My introduction to the New York writer and journalist Steven Gaines came through a review copy I was sent of his newly published memoir, “One of These Things First”.
Beautifully written, with equal measures of tenderness, sadness, cheeky humour and a big dollop of nostalgia, it’s the story of his difficult Brooklyn childhood and the time he spent in the Payne Whitney psychiatric hospital on Manhattan’s Upper East Side in 1962, aged just 15.
Being a gay, Jewish boy in Brooklyn in the 1960s did not make life easy for Gaines, who, fearing his “dick and balls might be cut off” because of his homosexuality, kept his predilection for the naked chested lawn-mower boy and Warren Beatty’s topless scene in Splendour in the Grass to himself.
I promised myself that I would not let myself think homo thoughts, yet I could think of nothing else. I was haywire with hormones. I spent most of the time walking around in a semi-hunch trying to hide an erection that wouldn’t subside.
Keeping a dark secret manifested itself in an obssession with stealing strange objects and then an obssessive compulsive counting disorder, culminating in his suicide attempt – punching his fists through glass in a door at the back of his grandparent’s ladies shop, Rose’s Bras Girdles Sportswear – and his commital to a mental hospital.
Luckily for Gaines, he had a wealthy and loving grandfather – “Gog” whom the book is part-dedicated too – who paid for his stay at the expensive clinic (most famous as having treated Marilyn Monroe). Otherwise he would have ended up in the Hillside Hospital in Queens with its cold bars on the window and air of despair and hopelessness.
As it turned out, Gaines’s stay at Payne Whitney became a turning point in what up until then had been a very unhappy and lonely childhood, with constant reminders that he would come to “no good” and a difficult (to put it mildly) father who referred to his son as a “nut job”.
Gaines emerged from Payne Whitney with a degree of self-acceptance and self-worth that must surely have saved his life, and also inspired his career as a writer and journalist.
Here he found acceptance and friendship among the other “crazies” including the film and theatre critic Richard Halliday, who turns out to be the husband of Broadway star Mary Martin, one of Gaines’s childhood idols.
Even his Freudian therapy with the kindly and good-intentioned Dr Myers who attempted to ‘cure him’ of his homosexuality, ultimately proved beneficial because for the first time there was someone who “seemed interested in what I had to say”.
Gaines has an endearing obsession with movies and the book is peppered with references to his favourite films – Gone with Wind, Lust for Life, Gaslight and Marty and trivia about which actor or actress received an Oscar nomination or Academy Award.
He tells Dr Myers his favourite film is Splendour in the Grass, starring Warren Beatty and Natalie Wood, which he saw 11 times – not because he related to Natalie Wood’s character who has a nervous breakdown, but because he got to see Warren Beatty with his shirt off.

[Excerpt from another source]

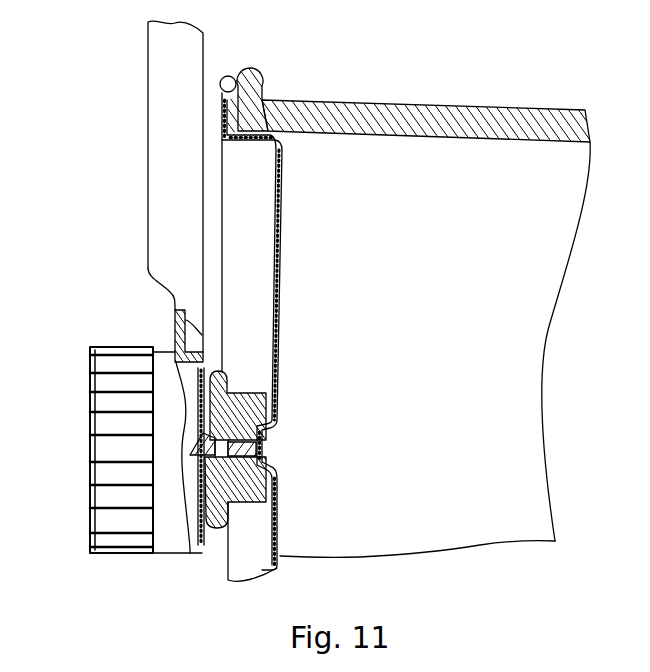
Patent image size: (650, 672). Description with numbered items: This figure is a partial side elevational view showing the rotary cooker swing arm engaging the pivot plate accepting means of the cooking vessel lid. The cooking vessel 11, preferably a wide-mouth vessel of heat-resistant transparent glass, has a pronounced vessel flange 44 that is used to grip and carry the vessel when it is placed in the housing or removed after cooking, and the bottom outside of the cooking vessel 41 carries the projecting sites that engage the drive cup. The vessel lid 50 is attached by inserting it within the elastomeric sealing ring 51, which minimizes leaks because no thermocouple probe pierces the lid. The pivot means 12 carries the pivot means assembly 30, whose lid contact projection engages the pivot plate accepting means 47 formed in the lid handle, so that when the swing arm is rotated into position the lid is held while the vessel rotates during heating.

The book is full of these painfully honest and darkly funny insights into himself as a yong man. It’s also full of the colourful characters – both good and bad – that shaped his young Jewish life for the better and for the worse, set among Borough Park, “the cognac of Brooklyn, the potent and flavorful essence” a ghetto-like place of immigrant Jews that no longer exists
Reading “One of These Things First”reminded me why I loved movies like Neil Simon’s Brighton Beach Memoirs, Woody Allen movies, Seinfeld and Curb Your Enthusiasm with their quasi-tragic Jewish humour and quintessentially Jewish characters: the overbearing mother, the neurotic, the obsessive personality, the self-made man, the kids bound for decades of “strict Freudian analysis”.
Oh Brooklyn, my Brooklyn. Life could offer no richer lesson than to simply grow up there. I wouldn’t have it any other way, not for any suburban childhood or silver-spoon, Upper East Side private school education.
Reading about his life, I felt a connection with Steven Gaines that encompassed our Jewishness, our capacity for mental disintegration (I suffered for a time from debilitating anxiety attacks and thought I was literally going mad), shared love of movie trivia and nostalgia for the people and places from our childhood.
After finishing the book, I had a peak around Gaines personal website. He is a prolific writer, the author of dozens of books including biographies of the Beatles, the Beach Boys and Alice Cooper and who has appeared in Vanity Fair, The New Yorker and the New York Times.
I especially like his website photo. It shows Gaines, middle-aged but still youthful with a cherub like grin, and suggests a man of warmth, intelligence, kindness and cheekiness, character traits which were also part of the make-up of the 15-year-old boy in his memoir, who came of age during his stay at Payne Whitney.